Invitation (usually informal). "I'm so glad to tell you that we're finally moving into the new flat, and we'd love you to come to the housewarming." Invitations need warmth plus logistics — date, place, and what the guest should know or bring.
Application (formal). "I am writing to apply for the part-time library assistant position advertised in last week's Gazette." Applications pair a clear statement of interest with brief evidence that you fit the requirements.
Explanation (any tone). "I am writing to explain why I was unable to return the projector I borrowed before the end of term." Explanations are chronology plus consequence: what happened, why, and what you propose to do about it.
How to practise letters before test day
Because the letter types repeat, practice pays off faster here than almost anywhere else in IELTS. Build a rotation: write one letter of each type, deliberately spreading them across the three tones, so that by the end of a fortnight you have met every combination that matters.
Write every letter to the clock — twenty minutes including planning — because the exam skill is not writing a good letter, it is writing a good letter at speed.
Official practice materials are the best source of realistic prompts, and the British Council's free IELTS practice tests include General Training Writing tasks in the genuine format.
Then close the loop with feedback, because tone drift and thin bullet points are exactly the errors you cannot see in your own writing — you know what you meant, so the gaps are invisible to you.
The IELTSbiz AI writing checker gives you a band estimate with feedback on all four criteria in minutes, which makes it practical to check every practice letter rather than the occasional one a teacher has time to mark.
Watch the Task Achievement feedback across several letters: if the same weakness keeps appearing — an underdeveloped second bullet, a wobble in register — you have found the thing to fix next.
For the wider skill-building programme around your letter practice, our guide on how to improve IELTS Writing covers the other three criteria in depth.
Conclusion
IELTS General Training Writing Task 1 rewards preparation more reliably than any other part of the Writing test.
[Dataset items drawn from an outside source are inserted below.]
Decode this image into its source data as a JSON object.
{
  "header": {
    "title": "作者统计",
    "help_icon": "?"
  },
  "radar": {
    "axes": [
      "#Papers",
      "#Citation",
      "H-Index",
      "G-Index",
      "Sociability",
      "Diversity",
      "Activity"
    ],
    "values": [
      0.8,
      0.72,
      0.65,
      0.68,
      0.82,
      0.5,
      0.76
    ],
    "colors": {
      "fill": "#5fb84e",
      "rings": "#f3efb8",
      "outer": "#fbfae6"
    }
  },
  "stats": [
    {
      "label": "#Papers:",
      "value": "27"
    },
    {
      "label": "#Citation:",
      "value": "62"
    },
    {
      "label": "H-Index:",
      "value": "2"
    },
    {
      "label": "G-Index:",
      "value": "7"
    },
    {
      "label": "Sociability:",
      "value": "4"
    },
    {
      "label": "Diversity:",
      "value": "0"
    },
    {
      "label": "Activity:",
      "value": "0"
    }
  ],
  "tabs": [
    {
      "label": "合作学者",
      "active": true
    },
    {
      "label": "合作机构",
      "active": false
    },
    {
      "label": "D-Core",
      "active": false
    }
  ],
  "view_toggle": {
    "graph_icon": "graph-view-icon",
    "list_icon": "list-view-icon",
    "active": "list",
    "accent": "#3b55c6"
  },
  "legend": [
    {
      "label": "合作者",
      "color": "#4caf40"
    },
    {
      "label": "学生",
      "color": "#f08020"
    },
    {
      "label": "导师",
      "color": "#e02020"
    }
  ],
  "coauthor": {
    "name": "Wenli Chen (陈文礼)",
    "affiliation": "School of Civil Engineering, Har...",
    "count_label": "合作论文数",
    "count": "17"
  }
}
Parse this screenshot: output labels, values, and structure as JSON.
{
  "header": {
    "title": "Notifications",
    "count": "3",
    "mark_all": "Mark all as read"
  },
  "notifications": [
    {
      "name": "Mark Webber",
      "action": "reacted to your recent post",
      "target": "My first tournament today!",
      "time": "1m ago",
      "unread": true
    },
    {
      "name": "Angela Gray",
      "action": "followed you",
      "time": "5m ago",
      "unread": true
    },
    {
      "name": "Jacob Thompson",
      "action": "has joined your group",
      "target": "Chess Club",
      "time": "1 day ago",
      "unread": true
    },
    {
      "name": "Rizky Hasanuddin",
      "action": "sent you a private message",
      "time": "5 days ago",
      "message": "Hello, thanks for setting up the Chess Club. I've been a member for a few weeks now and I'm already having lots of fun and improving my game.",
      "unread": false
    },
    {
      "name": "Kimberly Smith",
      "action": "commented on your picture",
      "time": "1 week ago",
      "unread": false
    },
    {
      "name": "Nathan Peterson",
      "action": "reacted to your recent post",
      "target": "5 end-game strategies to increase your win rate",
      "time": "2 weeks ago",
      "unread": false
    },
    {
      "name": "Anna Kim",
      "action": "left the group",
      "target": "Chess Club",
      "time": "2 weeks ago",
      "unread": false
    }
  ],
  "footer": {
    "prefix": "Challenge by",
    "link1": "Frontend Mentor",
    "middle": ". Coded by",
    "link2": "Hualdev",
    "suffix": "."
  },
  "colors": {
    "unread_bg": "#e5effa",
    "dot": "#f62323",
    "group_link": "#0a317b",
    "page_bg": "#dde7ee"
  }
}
The format never changes: one situation, three bullet points, 150 words, twenty minutes.
The tone is always signalled by the relationship in the prompt; the greeting and sign-off follow the tone by fixed rules; and Task Achievement is earned by covering and developing every bullet point in a consistent register.
Learn the three tones, memorise the pairings, practise the six letter types against the clock, and check each attempt against honest feedback.
Do that, and the letter stops being the task you hope will go well and becomes the task you know you can score on — leaving your energy where it belongs, on Task 2.